The share price of Korean trading company Youngone is going to move up further as its subsidiaries are making larger profits, says Korea Investment & Securities.
Youngone has a 51-percent controlling stake of Goldwin Korea, which is the maker of the North Face, the nation’s No. 1 outdoor apparel brand. Goldwin’s revenue grew 20 percent in the first quarter from the previous one.
Korea Investment says that the market for outdoor sportswear such as the North Face have grown up to take up the second largest portion in clothing sales at major department stores, only next to the luxury fashion category.
Goldwin currently has the license to sell Aigle, a French outdoor brand. Aigle had 52 stores in 2010 but this year it opened 9 more. Korea Investment says that the number will reach 81 at the end of this year.

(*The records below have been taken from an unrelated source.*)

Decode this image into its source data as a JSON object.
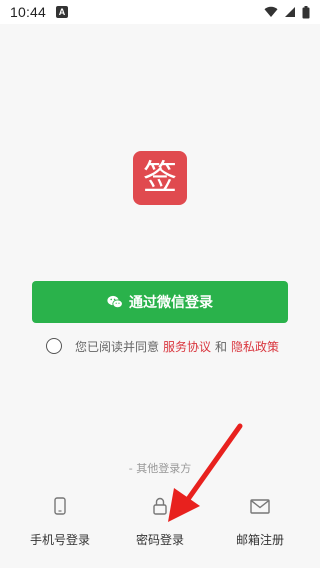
{
  "status_bar": {
    "time": "10:44",
    "notification_icon": "A",
    "icons": [
      "wifi-icon",
      "signal-icon",
      "battery-icon"
    ]
  },
  "app": {
    "logo_text": "签",
    "logo_color": "#e04a4f"
  },
  "wechat_login": {
    "label": "通过微信登录",
    "color": "#2ab24b",
    "icon": "wechat-icon"
  },
  "agreement": {
    "prefix": "您已阅读并同意",
    "service_link": "服务协议",
    "and": "和",
    "privacy_link": "隐私政策",
    "link_color": "#d9363e"
  },
  "other_login": {
    "label": "- 其他登录方"
  },
  "bottom_options": [
    {
      "label": "手机号登录",
      "icon": "phone-icon"
    },
    {
      "label": "密码登录",
      "icon": "lock-icon"
    },
    {
      "label": "邮箱注册",
      "icon": "mail-icon"
    }
  ],
  "annotation": {
    "arrow_color": "#e8211e"
  }
}
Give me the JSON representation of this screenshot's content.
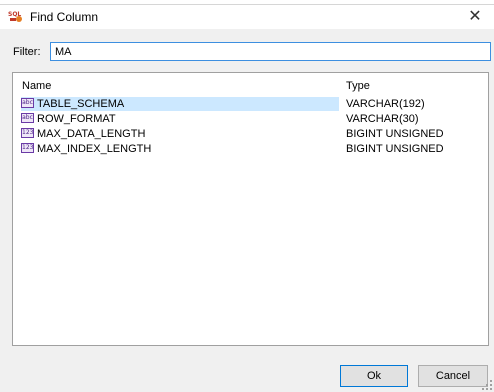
{
  "window": {
    "title": "Find Column",
    "close_glyph": "✕",
    "app_icon": "sql-icon"
  },
  "filter": {
    "label": "Filter:",
    "value": "MA"
  },
  "list": {
    "columns": {
      "name": "Name",
      "type": "Type"
    },
    "rows": [
      {
        "name": "TABLE_SCHEMA",
        "type": "VARCHAR(192)",
        "icon": "text-type-icon",
        "icon_text": "abc",
        "selected": true
      },
      {
        "name": "ROW_FORMAT",
        "type": "VARCHAR(30)",
        "icon": "text-type-icon",
        "icon_text": "abc",
        "selected": false
      },
      {
        "name": "MAX_DATA_LENGTH",
        "type": "BIGINT UNSIGNED",
        "icon": "numeric-type-icon",
        "icon_text": "123",
        "selected": false
      },
      {
        "name": "MAX_INDEX_LENGTH",
        "type": "BIGINT UNSIGNED",
        "icon": "numeric-type-icon",
        "icon_text": "123",
        "selected": false
      }
    ]
  },
  "buttons": {
    "ok": "Ok",
    "cancel": "Cancel"
  },
  "colors": {
    "selection": "#cce8ff",
    "focus_border": "#3d8fe0"
  }
}
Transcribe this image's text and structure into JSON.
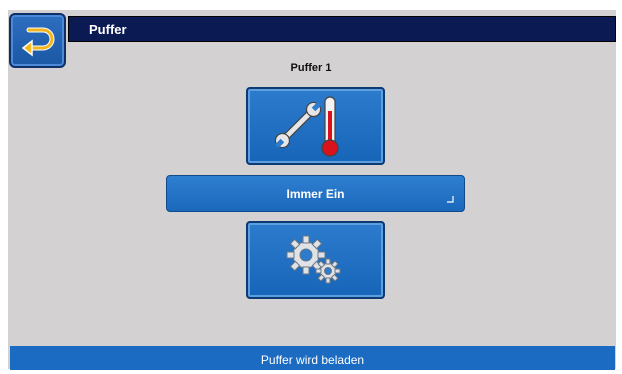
{
  "header": {
    "title": "Puffer",
    "back_icon": "return-arrow-icon"
  },
  "main": {
    "subtitle": "Puffer 1",
    "tiles": [
      {
        "icon": "wrench-thermometer-icon"
      },
      {
        "icon": "gears-icon"
      }
    ],
    "mode": {
      "label": "Immer Ein",
      "corner_icon": "corner-arrow-icon"
    }
  },
  "status": {
    "text": "Puffer wird beladen"
  },
  "colors": {
    "title_bar": "#0c1a54",
    "tile": "#1e6fc2",
    "status_bar": "#1b6bc2",
    "background": "#d3d1d2",
    "accent_yellow": "#f2b51d"
  }
}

The brokerage house also claims that the operating profit for this year will jump 11 percent year-on-year to 119.6 billion won ($101 million) due to the boost in Aigle’s sales.
Another good sign for Youngone is that its import business is set to recover from a downturn, which started at the beginning of last year when the Korean currency depreciated sharply.

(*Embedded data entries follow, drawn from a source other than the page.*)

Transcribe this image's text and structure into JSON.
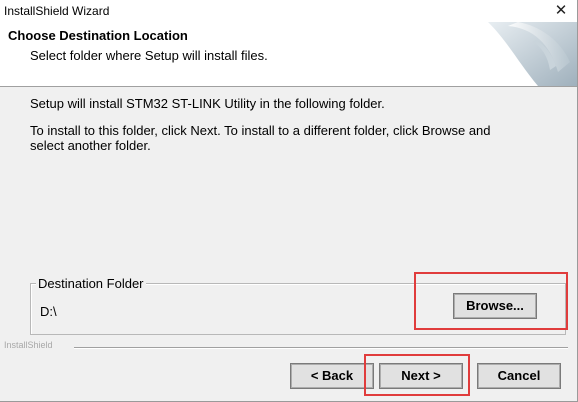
{
  "window": {
    "title": "InstallShield Wizard",
    "close_glyph": "✕"
  },
  "header": {
    "title": "Choose Destination Location",
    "subtitle": "Select folder where Setup will install files."
  },
  "body": {
    "line1": "Setup will install STM32 ST-LINK Utility in the following folder.",
    "line2": "To install to this folder, click Next. To install to a different folder, click Browse and",
    "line3": "select another folder."
  },
  "destination": {
    "group_label": "Destination Folder",
    "path": "D:\\",
    "browse_label": "Browse..."
  },
  "footer": {
    "brand": "InstallShield",
    "back_label": "< Back",
    "next_label": "Next >",
    "cancel_label": "Cancel"
  },
  "highlight_color": "#e03c3c"
}
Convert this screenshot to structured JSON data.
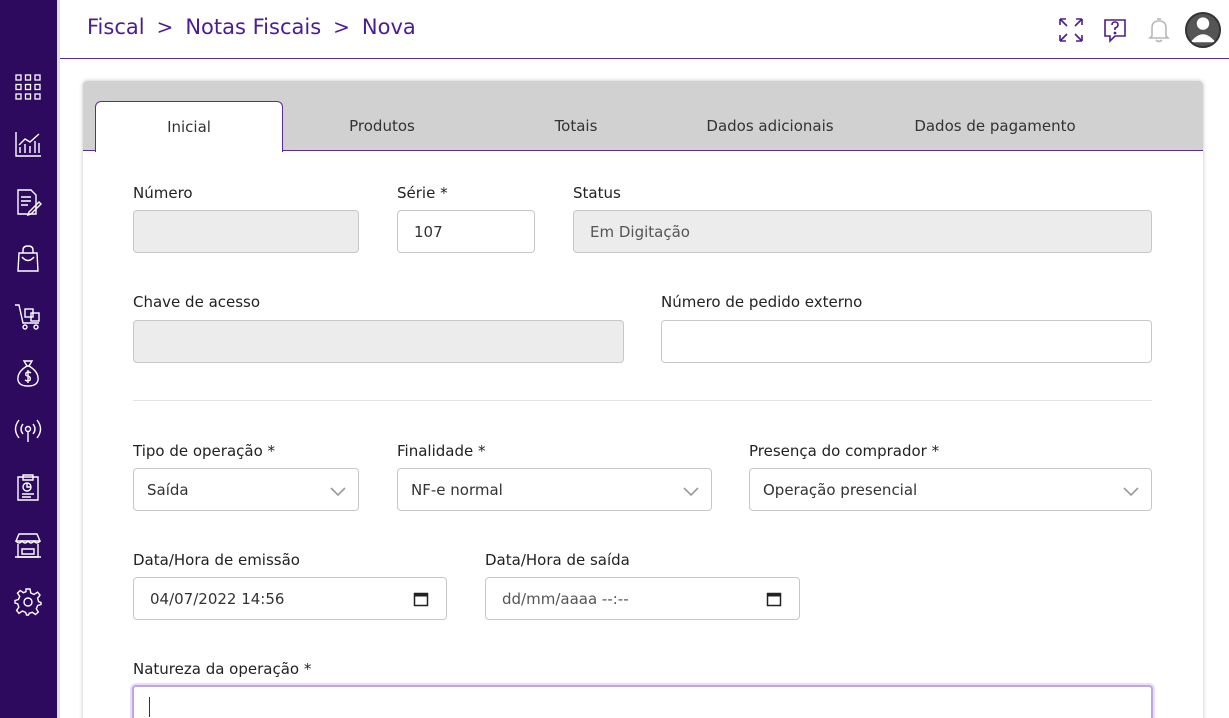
{
  "sidebar": {
    "items": [
      {
        "icon": "grid-icon"
      },
      {
        "icon": "chart-icon"
      },
      {
        "icon": "document-edit-icon"
      },
      {
        "icon": "shopping-bag-icon"
      },
      {
        "icon": "cart-icon"
      },
      {
        "icon": "money-bag-icon"
      },
      {
        "icon": "broadcast-icon"
      },
      {
        "icon": "report-icon"
      },
      {
        "icon": "store-icon"
      },
      {
        "icon": "settings-icon"
      }
    ]
  },
  "breadcrumb": {
    "items": [
      "Fiscal",
      "Notas Fiscais",
      "Nova"
    ],
    "separator": ">"
  },
  "header_icons": [
    "fullscreen-icon",
    "help-icon",
    "bell-icon",
    "avatar"
  ],
  "tabs": [
    {
      "label": "Inicial",
      "active": true
    },
    {
      "label": "Produtos",
      "active": false
    },
    {
      "label": "Totais",
      "active": false
    },
    {
      "label": "Dados adicionais",
      "active": false
    },
    {
      "label": "Dados de pagamento",
      "active": false
    }
  ],
  "form": {
    "numero": {
      "label": "Número",
      "value": ""
    },
    "serie": {
      "label": "Série *",
      "value": "107"
    },
    "status": {
      "label": "Status",
      "value": "Em Digitação"
    },
    "chave": {
      "label": "Chave de acesso",
      "value": ""
    },
    "pedido_externo": {
      "label": "Número de pedido externo",
      "value": ""
    },
    "tipo_operacao": {
      "label": "Tipo de operação *",
      "value": "Saída"
    },
    "finalidade": {
      "label": "Finalidade *",
      "value": "NF-e normal"
    },
    "presenca": {
      "label": "Presença do comprador *",
      "value": "Operação presencial"
    },
    "data_emissao": {
      "label": "Data/Hora de emissão",
      "value": "04/07/2022 14:56"
    },
    "data_saida": {
      "label": "Data/Hora de saída",
      "value": "dd/mm/aaaa --:--"
    },
    "natureza": {
      "label": "Natureza da operação *",
      "value": ""
    }
  },
  "colors": {
    "sidebar_bg": "#2d0a5e",
    "accent": "#4b1d90",
    "tabbar_bg": "#d1d1d1",
    "disabled_bg": "#ececec"
  }
}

Korea Investment adds that the economic recovery in the developed countries will bring more orders on its export items.

Sungwoo Hitech, an automobile components manufacturer, is expected to see sales increase in Europe, says Woori Investment & Securities. The manufacturer’s factory in the Czech Republic is expanding to keep up with increasing orders for car components, led by strong sales of two Korean carmakers Hyundai Motor and KIA motors in the region.

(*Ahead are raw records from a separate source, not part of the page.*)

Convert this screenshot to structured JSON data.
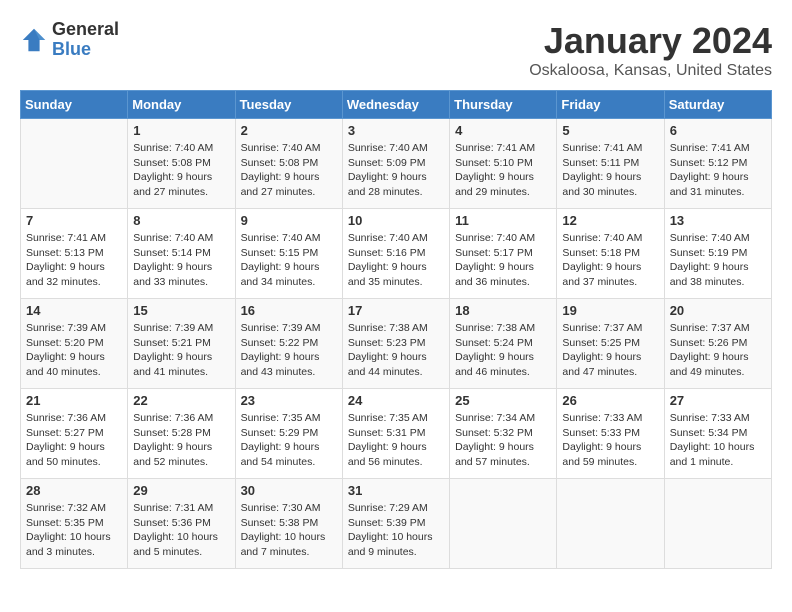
{
  "header": {
    "logo_general": "General",
    "logo_blue": "Blue",
    "month": "January 2024",
    "location": "Oskaloosa, Kansas, United States"
  },
  "days_of_week": [
    "Sunday",
    "Monday",
    "Tuesday",
    "Wednesday",
    "Thursday",
    "Friday",
    "Saturday"
  ],
  "weeks": [
    [
      {
        "day": "",
        "content": ""
      },
      {
        "day": "1",
        "content": "Sunrise: 7:40 AM\nSunset: 5:08 PM\nDaylight: 9 hours\nand 27 minutes."
      },
      {
        "day": "2",
        "content": "Sunrise: 7:40 AM\nSunset: 5:08 PM\nDaylight: 9 hours\nand 27 minutes."
      },
      {
        "day": "3",
        "content": "Sunrise: 7:40 AM\nSunset: 5:09 PM\nDaylight: 9 hours\nand 28 minutes."
      },
      {
        "day": "4",
        "content": "Sunrise: 7:41 AM\nSunset: 5:10 PM\nDaylight: 9 hours\nand 29 minutes."
      },
      {
        "day": "5",
        "content": "Sunrise: 7:41 AM\nSunset: 5:11 PM\nDaylight: 9 hours\nand 30 minutes."
      },
      {
        "day": "6",
        "content": "Sunrise: 7:41 AM\nSunset: 5:12 PM\nDaylight: 9 hours\nand 31 minutes."
      }
    ],
    [
      {
        "day": "7",
        "content": "Sunrise: 7:41 AM\nSunset: 5:13 PM\nDaylight: 9 hours\nand 32 minutes."
      },
      {
        "day": "8",
        "content": "Sunrise: 7:40 AM\nSunset: 5:14 PM\nDaylight: 9 hours\nand 33 minutes."
      },
      {
        "day": "9",
        "content": "Sunrise: 7:40 AM\nSunset: 5:15 PM\nDaylight: 9 hours\nand 34 minutes."
      },
      {
        "day": "10",
        "content": "Sunrise: 7:40 AM\nSunset: 5:16 PM\nDaylight: 9 hours\nand 35 minutes."
      },
      {
        "day": "11",
        "content": "Sunrise: 7:40 AM\nSunset: 5:17 PM\nDaylight: 9 hours\nand 36 minutes."
      },
      {
        "day": "12",
        "content": "Sunrise: 7:40 AM\nSunset: 5:18 PM\nDaylight: 9 hours\nand 37 minutes."
      },
      {
        "day": "13",
        "content": "Sunrise: 7:40 AM\nSunset: 5:19 PM\nDaylight: 9 hours\nand 38 minutes."
      }
    ],
    [
      {
        "day": "14",
        "content": "Sunrise: 7:39 AM\nSunset: 5:20 PM\nDaylight: 9 hours\nand 40 minutes."
      },
      {
        "day": "15",
        "content": "Sunrise: 7:39 AM\nSunset: 5:21 PM\nDaylight: 9 hours\nand 41 minutes."
      },
      {
        "day": "16",
        "content": "Sunrise: 7:39 AM\nSunset: 5:22 PM\nDaylight: 9 hours\nand 43 minutes."
      },
      {
        "day": "17",
        "content": "Sunrise: 7:38 AM\nSunset: 5:23 PM\nDaylight: 9 hours\nand 44 minutes."
      },
      {
        "day": "18",
        "content": "Sunrise: 7:38 AM\nSunset: 5:24 PM\nDaylight: 9 hours\nand 46 minutes."
      },
      {
        "day": "19",
        "content": "Sunrise: 7:37 AM\nSunset: 5:25 PM\nDaylight: 9 hours\nand 47 minutes."
      },
      {
        "day": "20",
        "content": "Sunrise: 7:37 AM\nSunset: 5:26 PM\nDaylight: 9 hours\nand 49 minutes."
      }
    ],
    [
      {
        "day": "21",
        "content": "Sunrise: 7:36 AM\nSunset: 5:27 PM\nDaylight: 9 hours\nand 50 minutes."
      },
      {
        "day": "22",
        "content": "Sunrise: 7:36 AM\nSunset: 5:28 PM\nDaylight: 9 hours\nand 52 minutes."
      },
      {
        "day": "23",
        "content": "Sunrise: 7:35 AM\nSunset: 5:29 PM\nDaylight: 9 hours\nand 54 minutes."
      },
      {
        "day": "24",
        "content": "Sunrise: 7:35 AM\nSunset: 5:31 PM\nDaylight: 9 hours\nand 56 minutes."
      },
      {
        "day": "25",
        "content": "Sunrise: 7:34 AM\nSunset: 5:32 PM\nDaylight: 9 hours\nand 57 minutes."
      },
      {
        "day": "26",
        "content": "Sunrise: 7:33 AM\nSunset: 5:33 PM\nDaylight: 9 hours\nand 59 minutes."
      },
      {
        "day": "27",
        "content": "Sunrise: 7:33 AM\nSunset: 5:34 PM\nDaylight: 10 hours\nand 1 minute."
      }
    ],
    [
      {
        "day": "28",
        "content": "Sunrise: 7:32 AM\nSunset: 5:35 PM\nDaylight: 10 hours\nand 3 minutes."
      },
      {
        "day": "29",
        "content": "Sunrise: 7:31 AM\nSunset: 5:36 PM\nDaylight: 10 hours\nand 5 minutes."
      },
      {
        "day": "30",
        "content": "Sunrise: 7:30 AM\nSunset: 5:38 PM\nDaylight: 10 hours\nand 7 minutes."
      },
      {
        "day": "31",
        "content": "Sunrise: 7:29 AM\nSunset: 5:39 PM\nDaylight: 10 hours\nand 9 minutes."
      },
      {
        "day": "",
        "content": ""
      },
      {
        "day": "",
        "content": ""
      },
      {
        "day": "",
        "content": ""
      }
    ]
  ]
}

Hyundai’s launch of new models there will further boost Sungwoo’s sales this year, says Woori.
The company is currently operating two factories in Eastern Europe: the other being in Slovakia.
Woori adds that Sungwoo is likely to benefit the most from the Korea-EU free trade, which is to come into effect this July, since it is the most active among Korean car component makers in Europe.
In the first quarter, it saw an increase of 16.5 percent in sales ($180 million) and 22.5 percent ($5.2 million) in its operating profit compared to the same period of last year.

Woori Investment & Securities says that it does not recommend online game developer NCsoft anymore, as the recent fall in its stock price may prompt investors to cash out further.
In the first quarter, NCsoft’s sales and operating profit dropped 7 and 40 percent respectively compared to the same period of last year. Its sales were 155.3 billion won ($143 million) with an operating profit of 46.1 billion won ($42.5 million).
After the announcement of the financial performance last Tuesday, NCsoft’s shares fell more than 5 percent.
Opinions differed as some brokerage houses such as Daewoo and Eugene held on to their position that NCsoft is still a good buy, since it is finally ready to release new titles such as “Blade and Soul.”But JP Morgan is less impressed.
JP Morgan explained that there are some negative factors in NCsoft, such as the delay of the Blade and Soul project.
The U.S. investment bank changed its position of NCsoft from “buy” to “neutral” and lowered the target stock price to 280,000 won from 300,000 won. Friday’s closing price was 256,000 won.